A non-player trying a stored action = boom

I have a subclass of person called “robot”. Each robot has a stored action called the “current-command”. I have a loop declared as follows: repeat with robbie running through robots: In that loop, I have the following line: try robbie trying the current-command of robbie; That line gives me an error. When I removed the “robbie trying” part, it worked fine (the player tries the current-command of robbie), leading me to believe that the problem is that I’m having a person besides the player try a stored action. Any way around this? This particular feature is crucial to the game.

On the face of it, this sounds like a bug in the way Inform is parsing “current-command of robbie”. (You should report it!) There is no limitation on who can try a stored action.

On to solving the problem: What error do you get?

When you remove the “of Robbie” in that loop, does each robot do its own thing, or do they all do the player’s stored action (assuming the player is also a robot) ? There are situations where Inform can correctly infer the object of a property without an explicit “of object”, and maybe the code will just work without the “of robbie”…

–Erik

Ugh…

Problem. You wrote 'try robbie trying the current-command of robbie': but this is not an action I recognise, or else is malformed in a way I can't see how to sort out.

I actually tried that and still got the error.

The player is not a robot, by the way. He’s human, and as such does not have a stored-action.

EDIT: I tried creating an action “executing the command”, which says “try the current-action of the lolbot” in its carry out rule. (The lolbot is a robot that varies, and is set to robbie at the start of the loop.) It compiles, but apparently robbie doesn’t actually do anything when that action is run. I even tried manually telling a robot to execute the command (by giving it an understand and using a persuasion rule so other people always do what I say) - and nothing. If, however, I have the player-character execute the command, then it works fine.

EDIT2: Just to clarify, “robbie” is just a temporary value, not an actual robot. There is, however, an actual robot (dubbed the Testbot) in the same room as the player.

I take back what I said about this being a bug, then. You said that you had tried the same syntax, minus “of robbie”, with the player and it worked, so that’s what I was going off of… Anyway, please don’t report it!

The real problem is that the actor is already included in the stored action and so it’s redundant to say “try the actor trying [stored action]”. Here’s the code you need:

try the current-command of robbie.

Inform knows which actor to try because the actor is automatically supplied when you make the stored action a property of an actor.

–Erik

Now nothing whatsoever happens. I just realized a possible error elsewhere in the code, though, which I’m going to look into. Will get back to you.
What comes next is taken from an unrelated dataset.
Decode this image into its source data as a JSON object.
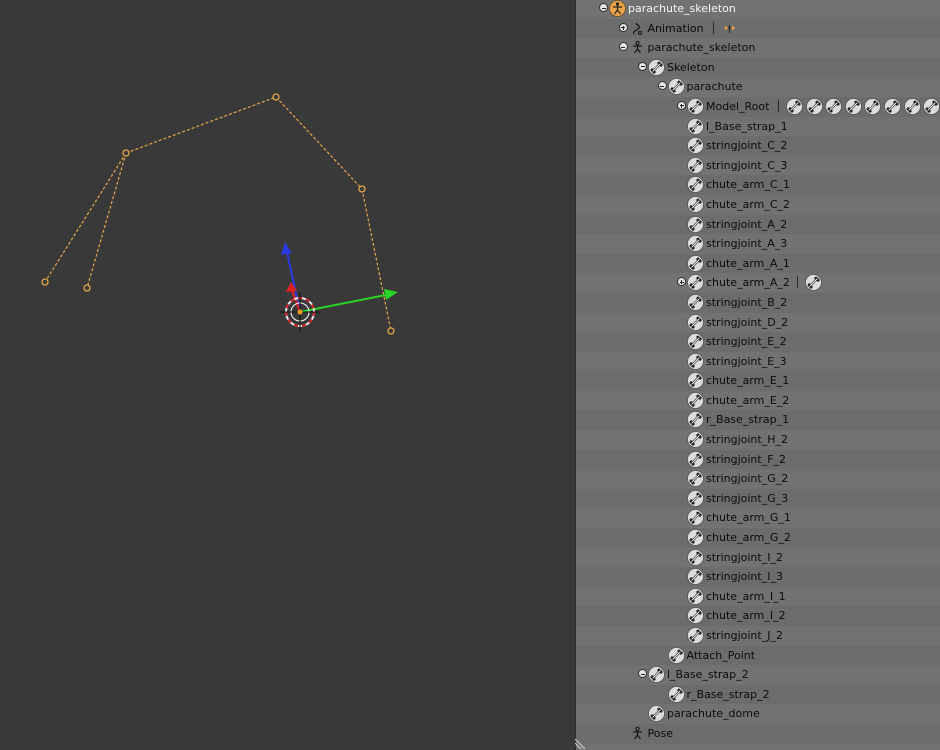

Is the action you want the robot to do defined using the “carry out an actor jumping” syntax? It needs to be, or you probably won’t get any output.

–Erik

Well, I changed around some stuff, and now something happens. Oddly enough, the player, not the robot, carries out the action. One possibility is that you were wrong, but another is that it has to do with the way I assigned the current-command of robbie: The player types a particular command, then the action the robot should do, with this action being directly assigned to the robot’s current-command. That would cause problems, wouldn’t it?

EDIT: In response to your above post: I’ve just been using the standard verbs for testing, such as jumping and going.

Oops, this is incorrect. To specify an actor other than the player, you need to define the stored action like so:

The current-command of Death Bot is the action of Death Bot trying jumping.

–Erik

Check the Standard Rules extension (author=Graham Nelson) for your testing actions to see if they are defined properly. I know going is defined with “carry out an actor going”, but jumping probably is not. For most actions (again, not going), you’ll need customized report actions to see any output. But you can use the ACTIONS testing command to see who tries what action regardless of whether the command actually prints any output.

–Erik

You misunderstood me, but that doesn’t matter. I got it working, thanks in large part to your help. What I needed to do was just use “try the current-command of robbie” like you suggested, but I also needed to change the actor part of the current-command of robbie to robbie first (using an extension).